I was surprised to hear that I took third in my age group at the Awards Ceremony.  My finish time was 23 hours and 10 minutes to the second. This was a truly wonderful experience for me. I got a lot of love on social media, USL.tv and most of my Family was following my progress on ultralive.net. I still have a smile on face almost 5 days later. East Coast baby!

I received a lot of advice from my friends & coaches on how to approach the race. Thank you Elizabeth Azze, Glen Redpath, Randy Miller, and thanks to Jim Jansen we had a nice place to stay in Tahoe City, CA just about a 20 minute drive to the start.

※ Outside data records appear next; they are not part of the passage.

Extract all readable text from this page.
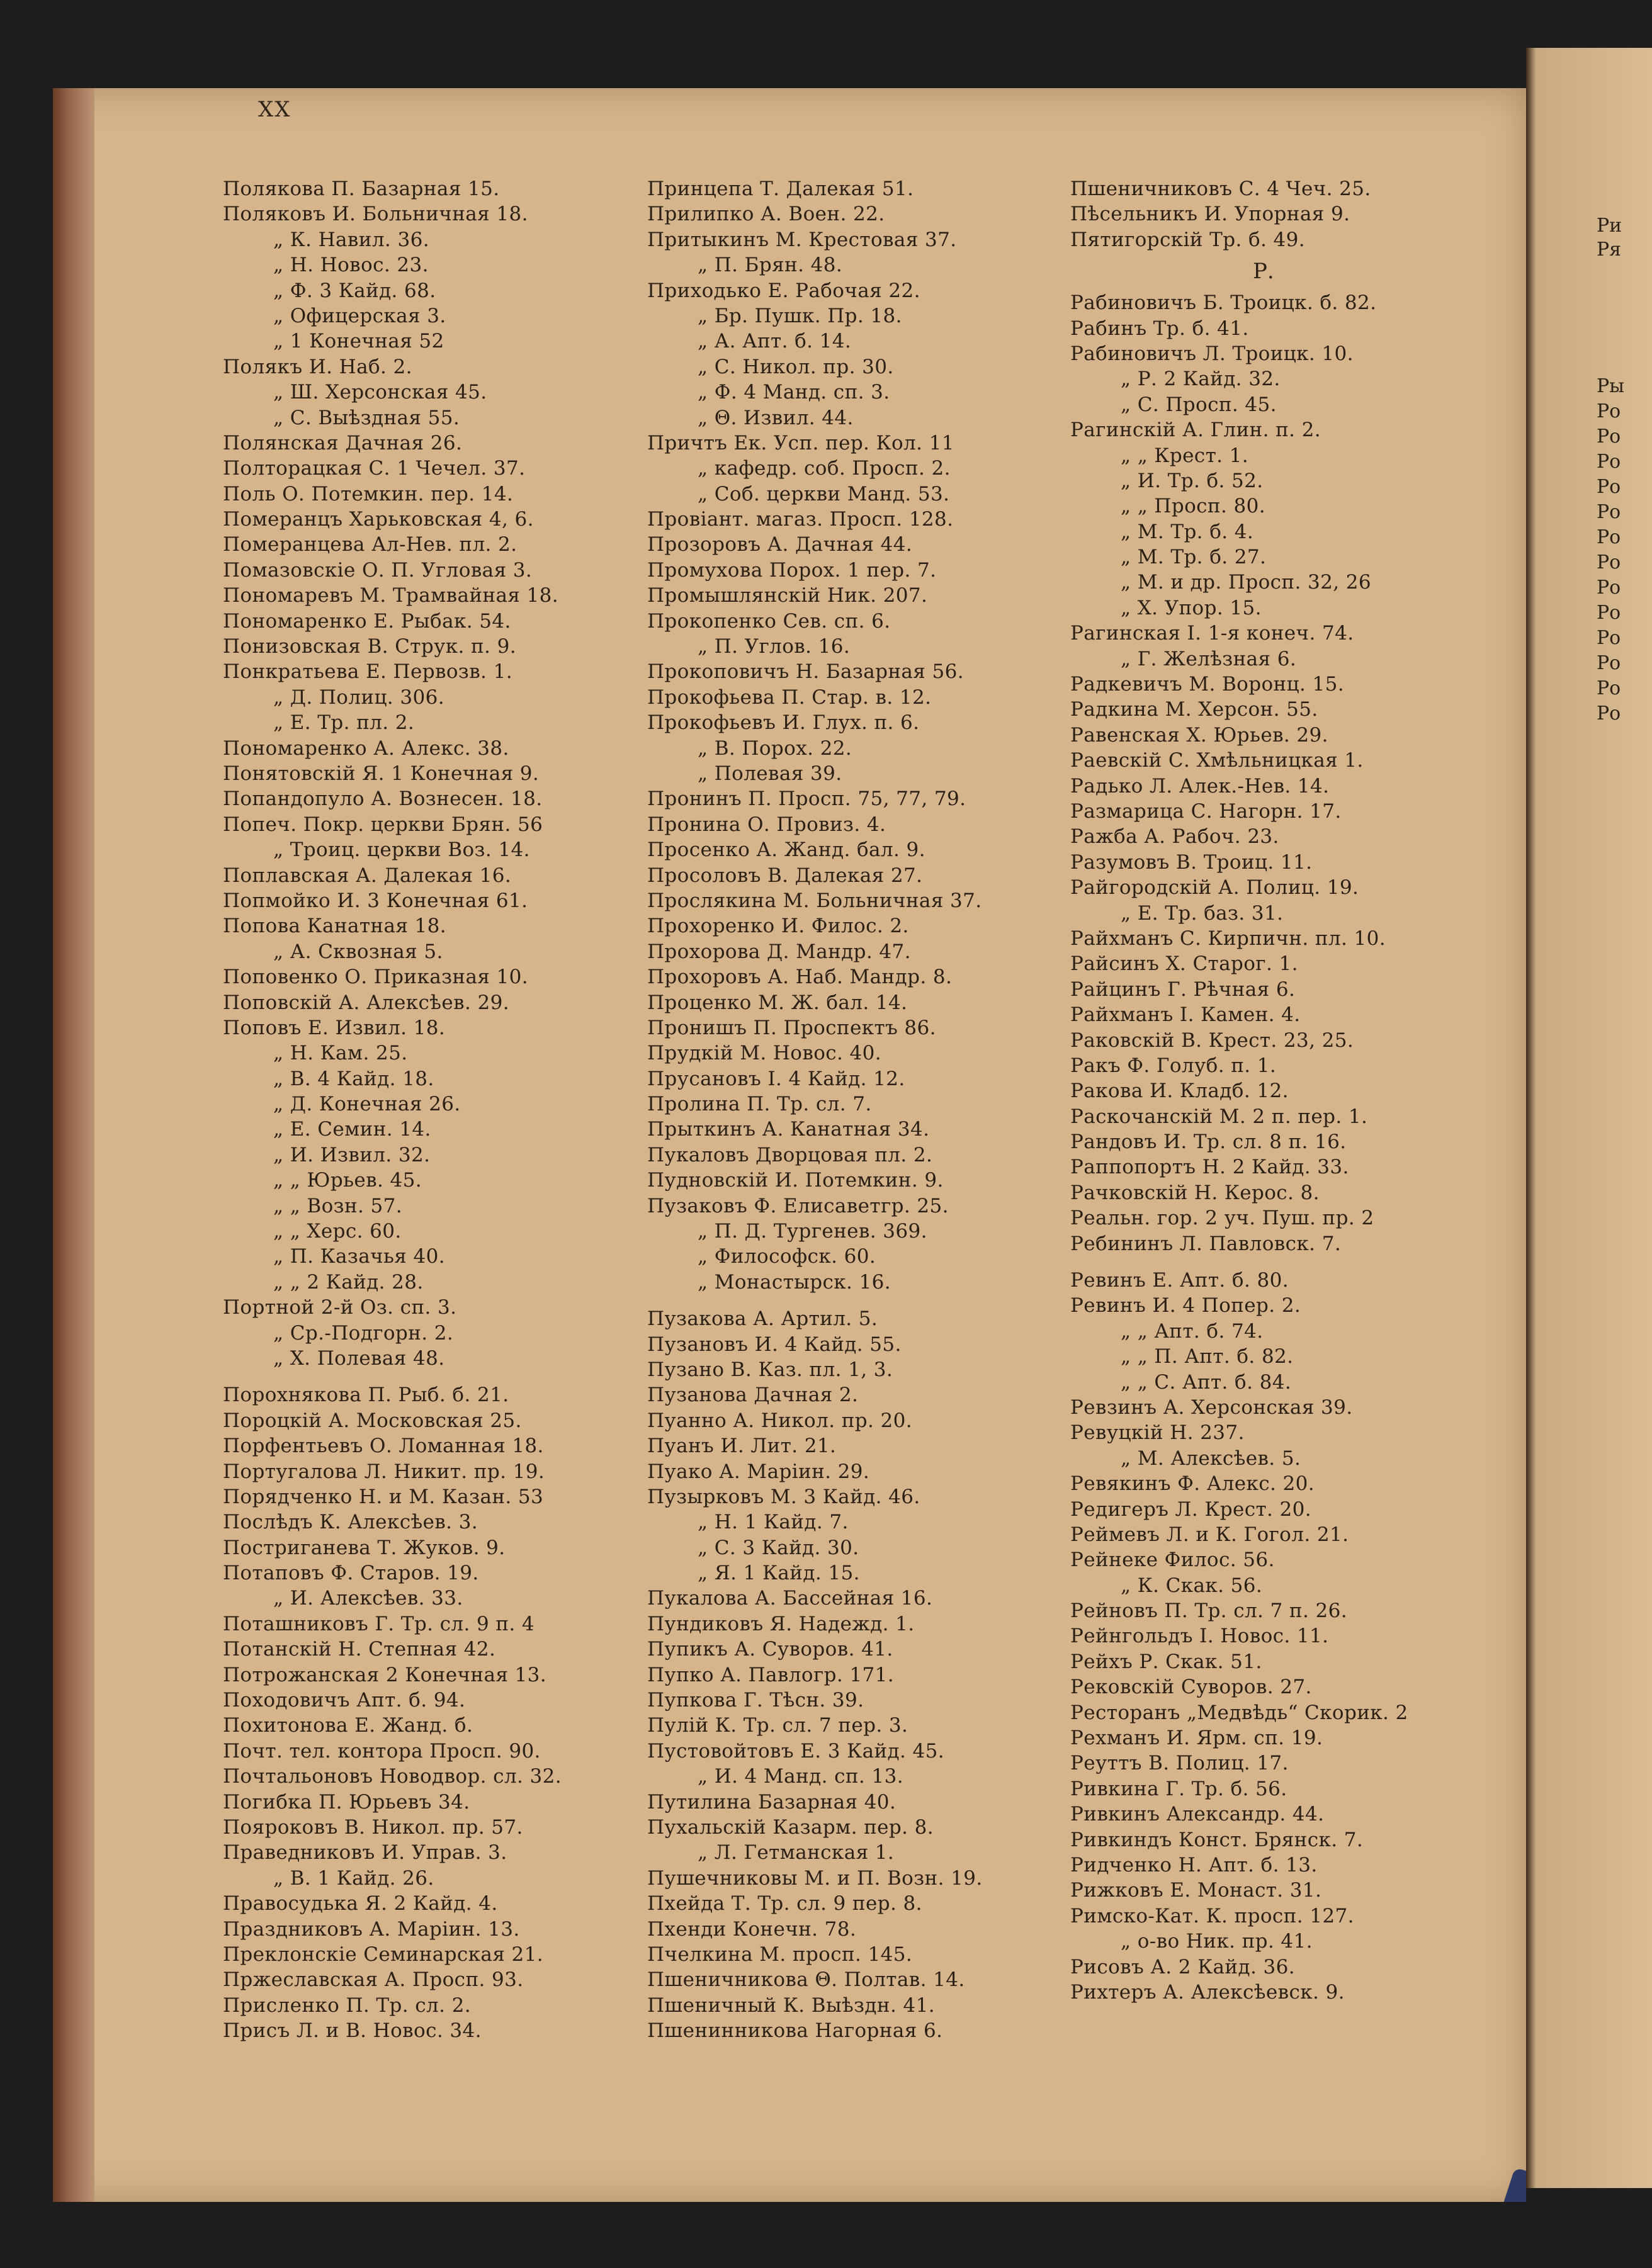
XX
Полякова П. Базарная 15.
Поляковъ И. Больничная 18.
„ К. Навил. 36.
„ Н. Новос. 23.
„ Ф. 3 Кайд. 68.
„ Офицерская 3.
„ 1 Конечная 52
Полякъ И. Наб. 2.
„ Ш. Херсонская 45.
„ С. Выѣздная 55.
Полянская Дачная 26.
Полторацкая С. 1 Чечел. 37.
Поль О. Потемкин. пер. 14.
Померанцъ Харьковская 4, 6.
Померанцева Ал-Нев. пл. 2.
Помазовскіе О. П. Угловая 3.
Пономаревъ М. Трамвайная 18.
Пономаренко Е. Рыбак. 54.
Понизовская В. Струк. п. 9.
Понкратьева Е. Первозв. 1.
„ Д. Полиц. 306.
„ Е. Тр. пл. 2.
Пономаренко А. Алекс. 38.
Понятовскій Я. 1 Конечная 9.
Попандопуло А. Вознесен. 18.
Попеч. Покр. церкви Брян. 56
„ Троиц. церкви Воз. 14.
Поплавская А. Далекая 16.
Попмойко И. 3 Конечная 61.
Попова Канатная 18.
„ А. Сквозная 5.
Поповенко О. Приказная 10.
Поповскій А. Алексѣев. 29.
Поповъ Е. Извил. 18.
„ Н. Кам. 25.
„ В. 4 Кайд. 18.
„ Д. Конечная 26.
„ Е. Семин. 14.
„ И. Извил. 32.
„ „ Юрьев. 45.
„ „ Возн. 57.
„ „ Херс. 60.
„ П. Казачья 40.
„ „ 2 Кайд. 28.
Портной 2-й Оз. сп. 3.
„ Ср.-Подгорн. 2.
„ Х. Полевая 48.
Порохнякова П. Рыб. б. 21.
Пороцкій А. Московская 25.
Порфентьевъ О. Ломанная 18.
Португалова Л. Никит. пр. 19.
Порядченко Н. и М. Казан. 53
Послѣдъ К. Алексѣев. 3.
Постриганева Т. Жуков. 9.
Потаповъ Ф. Старов. 19.
„ И. Алексѣев. 33.
Поташниковъ Г. Тр. сл. 9 п. 4
Потанскій Н. Степная 42.
Потрожанская 2 Конечная 13.
Походовичъ Апт. б. 94.
Похитонова Е. Жанд. б.
Почт. тел. контора Просп. 90.
Почтальоновъ Новодвор. сл. 32.
Погибка П. Юрьевъ 34.
Пояроковъ В. Никол. пр. 57.
Праведниковъ И. Управ. 3.
„ В. 1 Кайд. 26.
Правосудька Я. 2 Кайд. 4.
Праздниковъ А. Маріин. 13.
Преклонскіе Семинарская 21.
Пржеславская А. Просп. 93.
Присленко П. Тр. сл. 2.
Присъ Л. и В. Новос. 34.
Принцепа Т. Далекая 51.
Прилипко А. Воен. 22.
Притыкинъ М. Крестовая 37.
„ П. Брян. 48.
Приходько Е. Рабочая 22.
„ Бр. Пушк. Пр. 18.
„ А. Апт. б. 14.
„ С. Никол. пр. 30.
„ Ф. 4 Манд. сп. 3.
„ Θ. Извил. 44.
Причтъ Ек. Усп. пер. Кол. 11
„ кафедр. соб. Просп. 2.
„ Соб. церкви Манд. 53.
Провіант. магаз. Просп. 128.
Прозоровъ А. Дачная 44.
Промухова Порох. 1 пер. 7.
Промышлянскій Ник. 207.
Прокопенко Сев. сп. 6.
„ П. Углов. 16.
Прокоповичъ Н. Базарная 56.
Прокофьева П. Стар. в. 12.
Прокофьевъ И. Глух. п. 6.
„ В. Порох. 22.
„ Полевая 39.
Пронинъ П. Просп. 75, 77, 79.
Пронина О. Провиз. 4.
Просенко А. Жанд. бал. 9.
Просоловъ В. Далекая 27.
Прослякина М. Больничная 37.
Прохоренко И. Филос. 2.
Прохорова Д. Мандр. 47.
Прохоровъ А. Наб. Мандр. 8.
Проценко М. Ж. бал. 14.
Пронишъ П. Проспектъ 86.
Прудкій М. Новос. 40.
Прусановъ I. 4 Кайд. 12.
Пролина П. Тр. сл. 7.
Прыткинъ А. Канатная 34.
Пукаловъ Дворцовая пл. 2.
Пудновскій И. Потемкин. 9.
Пузаковъ Ф. Елисаветгр. 25.
„ П. Д. Тургенев. 369.
„ Философск. 60.
„ Монастырск. 16.
Пузакова А. Артил. 5.
Пузановъ И. 4 Кайд. 55.
Пузано В. Каз. пл. 1, 3.
Пузанова Дачная 2.
Пуанно А. Никол. пр. 20.
Пуанъ И. Лит. 21.
Пуако А. Маріин. 29.
Пузырковъ М. 3 Кайд. 46.
„ Н. 1 Кайд. 7.
„ С. 3 Кайд. 30.
„ Я. 1 Кайд. 15.
Пукалова А. Бассейная 16.
Пундиковъ Я. Надежд. 1.
Пупикъ А. Суворов. 41.
Пупко А. Павлогр. 171.
Пупкова Г. Тѣсн. 39.
Пулій К. Тр. сл. 7 пер. 3.
Пустовойтовъ Е. 3 Кайд. 45.
„ И. 4 Манд. сп. 13.
Путилина Базарная 40.
Пухальскій Казарм. пер. 8.
„ Л. Гетманская 1.
Пушечниковы М. и П. Возн. 19.
Пхейда Т. Тр. сл. 9 пер. 8.
Пхенди Конечн. 78.
Пчелкина М. просп. 145.
Пшеничникова Θ. Полтав. 14.
Пшеничный К. Выѣздн. 41.
Пшенинникова Нагорная 6.
Пшеничниковъ С. 4 Чеч. 25.
Пѣсельникъ И. Упорная 9.
Пятигорскій Тр. б. 49.
Р.
Рабиновичъ Б. Троицк. б. 82.
Рабинъ Тр. б. 41.
Рабиновичъ Л. Троицк. 10.
„ Р. 2 Кайд. 32.
„ С. Просп. 45.
Рагинскій А. Глин. п. 2.
„ „ Крест. 1.
„ И. Тр. б. 52.
„ „ Просп. 80.
„ М. Тр. б. 4.
„ М. Тр. б. 27.
„ М. и др. Просп. 32, 26
„ Х. Упор. 15.
Рагинская I. 1-я конеч. 74.
„ Г. Желѣзная 6.
Радкевичъ М. Воронц. 15.
Радкина М. Херсон. 55.
Равенская Х. Юрьев. 29.
Раевскій С. Хмѣльницкая 1.
Радько Л. Алек.-Нев. 14.
Размарица С. Нагорн. 17.
Ражба А. Рабоч. 23.
Разумовъ В. Троиц. 11.
Райгородскій А. Полиц. 19.
„ Е. Тр. баз. 31.
Райхманъ С. Кирпичн. пл. 10.
Райсинъ Х. Старог. 1.
Райцинъ Г. Рѣчная 6.
Райхманъ I. Камен. 4.
Раковскій В. Крест. 23, 25.
Ракъ Ф. Голуб. п. 1.
Ракова И. Кладб. 12.
Раскочанскій М. 2 п. пер. 1.
Рандовъ И. Тр. сл. 8 п. 16.
Раппопортъ Н. 2 Кайд. 33.
Рачковскій Н. Керос. 8.
Реальн. гор. 2 уч. Пуш. пр. 2
Ребининъ Л. Павловск. 7.
Ревинъ Е. Апт. б. 80.
Ревинъ И. 4 Попер. 2.
„ „ Апт. б. 74.
„ „ П. Апт. б. 82.
„ „ С. Апт. б. 84.
Ревзинъ А. Херсонская 39.
Ревуцкій Н. 237.
„ М. Алексѣев. 5.
Ревякинъ Ф. Алекс. 20.
Редигеръ Л. Крест. 20.
Реймевъ Л. и К. Гогол. 21.
Рейнеке Филос. 56.
„ К. Скак. 56.
Рейновъ П. Тр. сл. 7 п. 26.
Рейнгольдъ I. Новос. 11.
Рейхъ Р. Скак. 51.
Рековскій Суворов. 27.
Ресторанъ „Медвѣдь“ Скорик. 2
Рехманъ И. Ярм. сп. 19.
Реуттъ В. Полиц. 17.
Ривкина Г. Тр. б. 56.
Ривкинъ Александр. 44.
Ривкиндъ Конст. Брянск. 7.
Ридченко Н. Апт. б. 13.
Рижковъ Е. Монаст. 31.
Римско-Кат. К. просп. 127.
„ о-во Ник. пр. 41.
Рисовъ А. 2 Кайд. 36.
Рихтеръ А. Алексѣевск. 9.
Ри
Ря
Ры
Ро
Ро
Ро
Ро
Ро
Ро
Ро
Ро
Ро
Ро
Ро
Ро
Ро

I would like to give a special thanks to the crew and pacers. I really appreciate that the Mountain Peak Fitness / Red Newt Racing team members sacrificed their time and money to come and out and crew for me. It was a pleasure to have a dedicated crew to keep me check and minimize the time off of the race course. My two pacers Stacie Riddle and Elizabeth were awesome. They made it really easy for me to get this done in a respectable time.  All I had to do was keep up their pace and follow their shoes.